A verdade para Cavaco é o silêncio


Ontem, no discurso de vitória, Cavaco disse que tinha vencido a verdade.
Só que eu tenho memória e recordo que a verdade de Cavaco foi e é o silêncio.
Mesmo no discurso de vitória, limitou-se a atacar quem teve a veleidade de questioná-lo durante a campanha e impôs como regra não dar resposta a qualquer questão colocada pelos jornalistas.
Cavaco, mesmo no dia de mais uma vitória eleitoral, esteve ao seu nível.
O discurso foi azedo, crispado e inconclusivo quanto à forma como exercerá o segundo mandato, nada compatível, portanto, com o estatuto de Presidente da República.
Apesar de tudo, recuso-me a aceitar que Cavaco Silva, acredite mesmo que a sua reeleição foi a "vitória da verdade sobre a calúnia"!..
É que a minha memória recorda-se de Fátima Felgueiras, do Isaltino Morais e do Valentim Loureiro, entre outros...
E essa comparação eu recuso.
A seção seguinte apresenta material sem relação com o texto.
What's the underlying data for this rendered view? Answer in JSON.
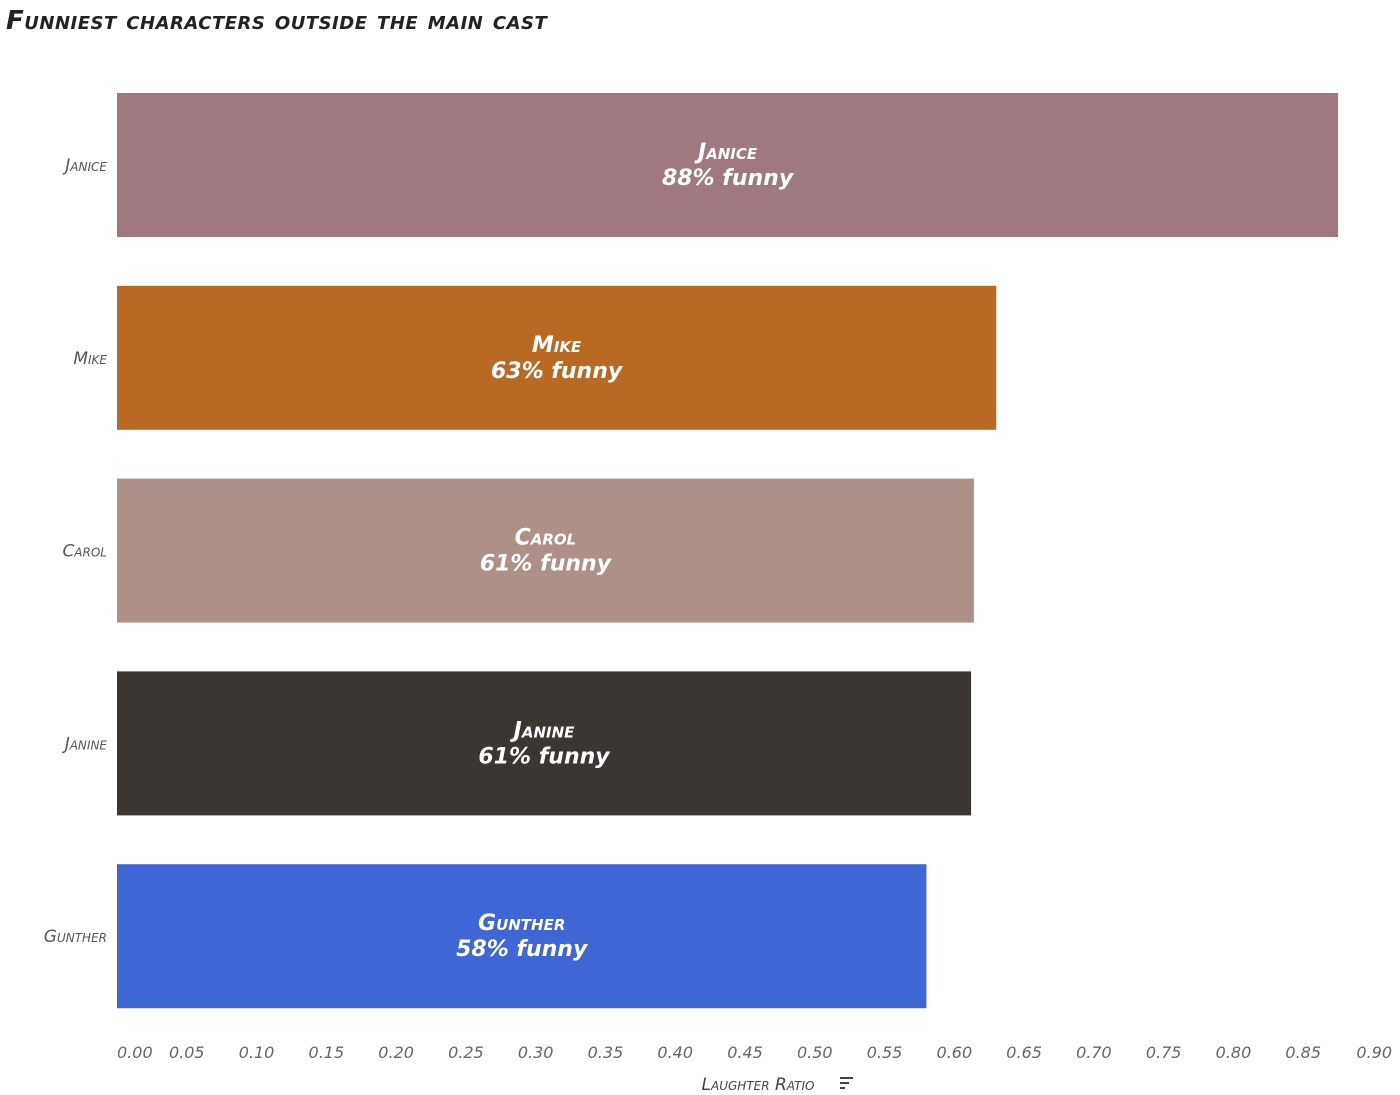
{
  "chart_data": {
    "type": "bar",
    "orientation": "horizontal",
    "title": "Funniest characters outside the main cast",
    "xlabel": "Laughter Ratio",
    "ylabel": "",
    "xlim": [
      0,
      0.9
    ],
    "ticks": [
      "0.00",
      "0.05",
      "0.10",
      "0.15",
      "0.20",
      "0.25",
      "0.30",
      "0.35",
      "0.40",
      "0.45",
      "0.50",
      "0.55",
      "0.60",
      "0.65",
      "0.70",
      "0.75",
      "0.80",
      "0.85",
      "0.90"
    ],
    "tick_values": [
      0,
      0.05,
      0.1,
      0.15,
      0.2,
      0.25,
      0.3,
      0.35,
      0.4,
      0.45,
      0.5,
      0.55,
      0.6,
      0.65,
      0.7,
      0.75,
      0.8,
      0.85,
      0.9
    ],
    "sort_icon": "sort-descending-icon",
    "categories": [
      "Janice",
      "Mike",
      "Carol",
      "Janine",
      "Gunther"
    ],
    "values": [
      0.875,
      0.63,
      0.614,
      0.612,
      0.58
    ],
    "bar_labels": [
      {
        "name": "Janice",
        "pct": "88% funny"
      },
      {
        "name": "Mike",
        "pct": "63% funny"
      },
      {
        "name": "Carol",
        "pct": "61% funny"
      },
      {
        "name": "Janine",
        "pct": "61% funny"
      },
      {
        "name": "Gunther",
        "pct": "58% funny"
      }
    ],
    "colors": [
      "#a07880",
      "#b86a24",
      "#ad9088",
      "#3b3632",
      "#3e66d4"
    ],
    "grid": false,
    "legend": "none"
  }
}
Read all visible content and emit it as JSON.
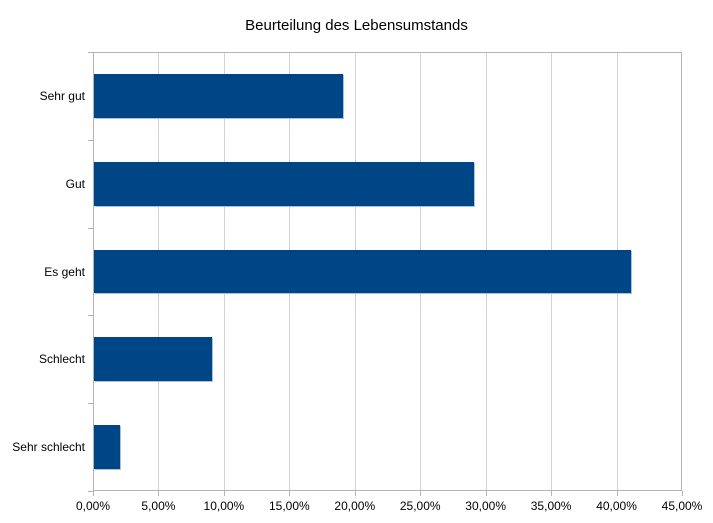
{
  "title": "Beurteilung des Lebensumstands",
  "chart_data": {
    "type": "bar",
    "orientation": "horizontal",
    "title": "Beurteilung des Lebensumstands",
    "categories": [
      "Sehr gut",
      "Gut",
      "Es geht",
      "Schlecht",
      "Sehr schlecht"
    ],
    "values": [
      19,
      29,
      41,
      9,
      2
    ],
    "value_unit": "percent",
    "xlabel": "",
    "ylabel": "",
    "xlim": [
      0,
      45
    ],
    "x_tick_step": 5,
    "x_tick_labels": [
      "0,00%",
      "5,00%",
      "10,00%",
      "15,00%",
      "20,00%",
      "25,00%",
      "30,00%",
      "35,00%",
      "40,00%",
      "45,00%"
    ],
    "grid": true,
    "legend": false,
    "colors": {
      "bar": "#004586",
      "bar_edge": "#a8c2dc",
      "gridline": "#d3d3d3",
      "axis": "#b3b3b3",
      "text": "#000000",
      "background": "#ffffff"
    }
  }
}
De todo.
Ontem, todos perdemos. Estavam inscritos 9.621.146 eleitores. O "presidente de todos os portugueses" foi eleito com 2.228.031 votos!..
Com uma abstenção de 53,37 por cento dos votos, Cavaco Silva foi eleito com apenas 52,94 por cento dos votos.
Cavaco Silva teve  menos 365 027 votos do que quando perdeu as eleições contra Sampaio e menos 543 327 do que quando foi eleito em 2006!..
O que  torna Cavaco Silva  o presidente reeleito com a menor percentagem de sempre.